A. Mirko S, langjährig in Österreich beschäftigter Ausländer, befindet sich auf dem Heimweg von einer Demonstration für die Rechte von Asylwerbern. Unweit des Demonstrationsschauplatzes trifft er auf den arbeitsscheuen Wiener René M, dessen Hass sich gegen jeden richtet, nur nicht gegen sich selbst. Glücklich wieder ein Hassobjekt gefunden zu haben, stellt er sich Mirko S in den Weg und will von ihm in schwer verständlicher Wiener Mundart wissen, was er als Ausländer in Österreich zu suchen habe, wobei er ihn mit den Händen mehrmals zur Seite an die Hauswand stößt, ohne ihn dabei zu verletzen. Wenig später gesellen sich auch noch die ebenfalls ausländerfeindlich gesinnten Rolf T und Gregor P zum Geschehen. Als sie in Mirko S einen „schmarotzenden Asylwerber” zu erkennen glauben, versetzen sie Mirko S spontan mehrere Faustschläge, während René M diesen weiter zur Hauswand stößt und so ein Entkommen verhindert.
Mit blutender Nase, mehreren Blutergüssen und einer Platzwunde an der Lippe erstattet Mirko S Anzeige bei der Polizei. René M, Rolf T und Gregor P können kurz darauf ausgeforscht werden. Als der diensthabende Polizeibeamte Wolfgang L jedoch erkennt, dass es sich bei den Tatverdächtigen um alte „Gesinnungsfreunde” handelt, entsorgt er die Anzeige von Mirko S vor den Augen seines Polizeikollegen Albert A im Papierkorb. Etwas irritiert über diese Vorgangsweise erzählt Albert A dies am Abend seiner Lebensgefährtin Doris D, Studentin der Kunstgeschichte. Diese rät ihm, das Ganze vorerst für sich zu behalten, denn in einem Jahr werde die Stelle seines Dienstvorgesetzten ausgeschrieben.
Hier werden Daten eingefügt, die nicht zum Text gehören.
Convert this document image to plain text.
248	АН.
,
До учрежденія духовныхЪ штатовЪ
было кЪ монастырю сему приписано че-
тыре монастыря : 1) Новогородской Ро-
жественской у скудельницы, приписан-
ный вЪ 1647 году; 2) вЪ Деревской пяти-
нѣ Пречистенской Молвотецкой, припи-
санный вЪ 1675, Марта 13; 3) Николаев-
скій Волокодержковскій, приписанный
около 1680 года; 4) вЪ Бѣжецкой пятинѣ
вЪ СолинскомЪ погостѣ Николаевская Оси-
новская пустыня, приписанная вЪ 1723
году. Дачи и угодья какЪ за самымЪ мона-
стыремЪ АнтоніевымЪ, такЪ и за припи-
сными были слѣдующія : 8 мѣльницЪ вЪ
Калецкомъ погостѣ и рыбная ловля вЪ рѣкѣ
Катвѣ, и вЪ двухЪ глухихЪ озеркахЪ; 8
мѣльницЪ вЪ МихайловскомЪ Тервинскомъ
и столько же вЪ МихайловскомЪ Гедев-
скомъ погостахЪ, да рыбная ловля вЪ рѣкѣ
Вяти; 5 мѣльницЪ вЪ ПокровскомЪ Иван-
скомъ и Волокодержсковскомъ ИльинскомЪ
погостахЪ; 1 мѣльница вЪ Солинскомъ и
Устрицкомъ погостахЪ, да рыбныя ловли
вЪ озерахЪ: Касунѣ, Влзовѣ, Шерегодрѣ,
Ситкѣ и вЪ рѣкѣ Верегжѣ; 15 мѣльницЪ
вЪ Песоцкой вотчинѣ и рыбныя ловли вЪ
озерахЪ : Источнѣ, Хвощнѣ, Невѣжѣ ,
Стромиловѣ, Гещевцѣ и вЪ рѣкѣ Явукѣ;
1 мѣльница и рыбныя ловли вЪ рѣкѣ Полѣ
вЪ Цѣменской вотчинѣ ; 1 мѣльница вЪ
Sollte sich Wolfgang L dann als Konkurrent bewerben, könne man diesen Vorfall gegen ihn verwenden. Albert A hält das für eine ausgezeichnete Idee, auf die nur eine kreative Kunststudentin kommen könne. Als sich wenige Monate später tatsächlich sowohl Albert A als auch Wolfgang L um die Nachfolge für die Stelle des Vorgesetzten bewerben, erstattet Albert A Strafanzeige gegen Wolfgang L wegen des Wegwerfens der Anzeige. Wolfgang L scheidet damit als Konkurrent aus dem Bewerbungsverfahren aus und Albert A wird befördert.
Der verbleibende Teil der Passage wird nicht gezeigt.